Another senior State Department official said that Pakistan also recognised that there were militant safe havens inside its territory and the two sides needed to work together to deal with them.
In an interview to The Washington Post, Gen. Scaparrotti noted that until last year he enjoyed excellent cooperation with the Pakistani military and toured the battlefield with his counterparts from Pakistan along both sides of the porous border.
After the US raid on the Bin Laden compound in Abbottabad, “this relationship is not what it was, say, a year ago,” he said. “My intent is to start rebuilding this on a mil-to-mil basis, at least.”
A week before Secretary Clinton’s visit to Islamabad, Gen.

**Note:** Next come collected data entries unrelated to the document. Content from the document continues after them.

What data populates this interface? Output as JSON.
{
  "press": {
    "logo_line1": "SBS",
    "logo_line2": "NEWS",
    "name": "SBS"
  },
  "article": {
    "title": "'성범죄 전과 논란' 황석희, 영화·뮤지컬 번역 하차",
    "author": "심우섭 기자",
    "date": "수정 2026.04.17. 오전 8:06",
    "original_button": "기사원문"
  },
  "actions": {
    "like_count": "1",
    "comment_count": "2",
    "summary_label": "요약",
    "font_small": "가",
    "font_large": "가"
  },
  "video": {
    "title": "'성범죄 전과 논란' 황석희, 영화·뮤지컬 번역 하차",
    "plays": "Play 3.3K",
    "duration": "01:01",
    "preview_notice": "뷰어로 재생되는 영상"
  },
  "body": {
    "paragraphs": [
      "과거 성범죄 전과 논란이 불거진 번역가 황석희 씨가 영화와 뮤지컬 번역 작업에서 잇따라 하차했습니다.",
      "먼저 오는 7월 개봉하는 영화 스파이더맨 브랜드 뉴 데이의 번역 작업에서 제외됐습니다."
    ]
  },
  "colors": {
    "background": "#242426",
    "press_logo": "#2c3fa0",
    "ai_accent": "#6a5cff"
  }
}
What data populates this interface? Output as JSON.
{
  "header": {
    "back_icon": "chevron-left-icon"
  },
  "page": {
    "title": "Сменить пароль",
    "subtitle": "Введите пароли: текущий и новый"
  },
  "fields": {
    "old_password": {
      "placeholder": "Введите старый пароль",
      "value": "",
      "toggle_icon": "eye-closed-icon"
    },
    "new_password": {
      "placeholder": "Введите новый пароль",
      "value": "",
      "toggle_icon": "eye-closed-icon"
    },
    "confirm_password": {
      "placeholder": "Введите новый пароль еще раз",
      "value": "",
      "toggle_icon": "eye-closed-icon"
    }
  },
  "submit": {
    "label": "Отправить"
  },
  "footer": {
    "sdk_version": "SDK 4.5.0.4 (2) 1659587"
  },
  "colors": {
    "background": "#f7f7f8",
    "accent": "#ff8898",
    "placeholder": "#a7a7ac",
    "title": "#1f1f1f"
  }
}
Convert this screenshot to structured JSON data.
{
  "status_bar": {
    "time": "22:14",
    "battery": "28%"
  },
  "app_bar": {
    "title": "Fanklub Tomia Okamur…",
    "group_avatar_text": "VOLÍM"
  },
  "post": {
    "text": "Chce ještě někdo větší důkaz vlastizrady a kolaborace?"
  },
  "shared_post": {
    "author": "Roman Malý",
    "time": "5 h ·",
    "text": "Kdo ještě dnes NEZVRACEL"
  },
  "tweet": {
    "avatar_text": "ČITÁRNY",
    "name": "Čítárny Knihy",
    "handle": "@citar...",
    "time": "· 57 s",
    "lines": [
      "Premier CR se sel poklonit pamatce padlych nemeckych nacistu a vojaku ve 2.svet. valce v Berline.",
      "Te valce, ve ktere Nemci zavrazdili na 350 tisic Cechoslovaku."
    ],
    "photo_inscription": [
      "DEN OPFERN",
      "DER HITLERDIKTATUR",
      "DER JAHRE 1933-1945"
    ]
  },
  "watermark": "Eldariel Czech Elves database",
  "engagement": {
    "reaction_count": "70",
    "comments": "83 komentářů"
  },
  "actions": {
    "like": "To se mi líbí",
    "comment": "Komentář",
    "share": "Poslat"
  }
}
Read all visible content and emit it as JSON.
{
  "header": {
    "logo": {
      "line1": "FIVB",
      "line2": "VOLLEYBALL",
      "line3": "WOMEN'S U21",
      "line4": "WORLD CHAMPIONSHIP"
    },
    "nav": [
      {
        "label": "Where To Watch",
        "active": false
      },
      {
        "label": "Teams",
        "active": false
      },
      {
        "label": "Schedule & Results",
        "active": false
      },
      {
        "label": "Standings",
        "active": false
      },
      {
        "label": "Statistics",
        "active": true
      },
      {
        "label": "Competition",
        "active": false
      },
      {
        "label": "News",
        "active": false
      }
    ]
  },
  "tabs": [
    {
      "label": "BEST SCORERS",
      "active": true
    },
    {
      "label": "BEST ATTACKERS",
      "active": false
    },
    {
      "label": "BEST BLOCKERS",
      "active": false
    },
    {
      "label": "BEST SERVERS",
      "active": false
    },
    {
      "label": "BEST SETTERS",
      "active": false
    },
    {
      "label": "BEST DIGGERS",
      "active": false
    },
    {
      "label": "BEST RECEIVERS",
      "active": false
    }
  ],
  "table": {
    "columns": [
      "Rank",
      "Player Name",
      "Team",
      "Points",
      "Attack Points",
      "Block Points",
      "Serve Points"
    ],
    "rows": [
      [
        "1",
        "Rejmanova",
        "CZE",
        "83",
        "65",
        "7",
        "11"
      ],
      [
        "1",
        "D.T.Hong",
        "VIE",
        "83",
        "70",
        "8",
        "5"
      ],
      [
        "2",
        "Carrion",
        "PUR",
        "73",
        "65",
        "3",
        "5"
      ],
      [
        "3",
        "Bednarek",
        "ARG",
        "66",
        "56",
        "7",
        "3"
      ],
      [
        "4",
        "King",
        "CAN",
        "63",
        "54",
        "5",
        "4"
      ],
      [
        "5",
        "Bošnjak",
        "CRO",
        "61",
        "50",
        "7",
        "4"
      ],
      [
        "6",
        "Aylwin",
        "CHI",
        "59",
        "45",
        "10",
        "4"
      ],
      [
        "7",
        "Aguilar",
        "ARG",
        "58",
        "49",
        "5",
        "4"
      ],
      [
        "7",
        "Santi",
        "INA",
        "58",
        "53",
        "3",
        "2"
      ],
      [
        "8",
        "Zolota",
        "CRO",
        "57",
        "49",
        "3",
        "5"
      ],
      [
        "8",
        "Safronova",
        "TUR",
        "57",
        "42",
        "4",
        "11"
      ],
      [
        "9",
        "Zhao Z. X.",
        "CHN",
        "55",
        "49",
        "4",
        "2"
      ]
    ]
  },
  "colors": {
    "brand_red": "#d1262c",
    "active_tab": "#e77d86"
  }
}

Scaparrotti met top Pakistani military officials and pressed for re-establishing “routine daily communication” and discussions of how to deal with insurgents.
“If we work together, we can have a joint effect on [the insurgents], and we need to do so,” he said.
Meanwhile, former State Department official Vali Nasr, who was a senior adviser to the late US special representative for Pakistan and Afghanistan, Richard Holbrook, noted that the Obama administration clearly wanted to re-engage Pakistan.
“Every one of our assumptions about our timetable of getting out of Afghanistan, our success on the ground with military operation has been predicated on the kind of at least minimal cooperation we have had with Pakistan over the past two years,” he told the US National Public Radio.
“If that cooperation ceases to exist and our relations get any worse than they are currently, it’s very difficult to see how the United States can meet its deadlines in order to be able to withdraw from Afghanistan.”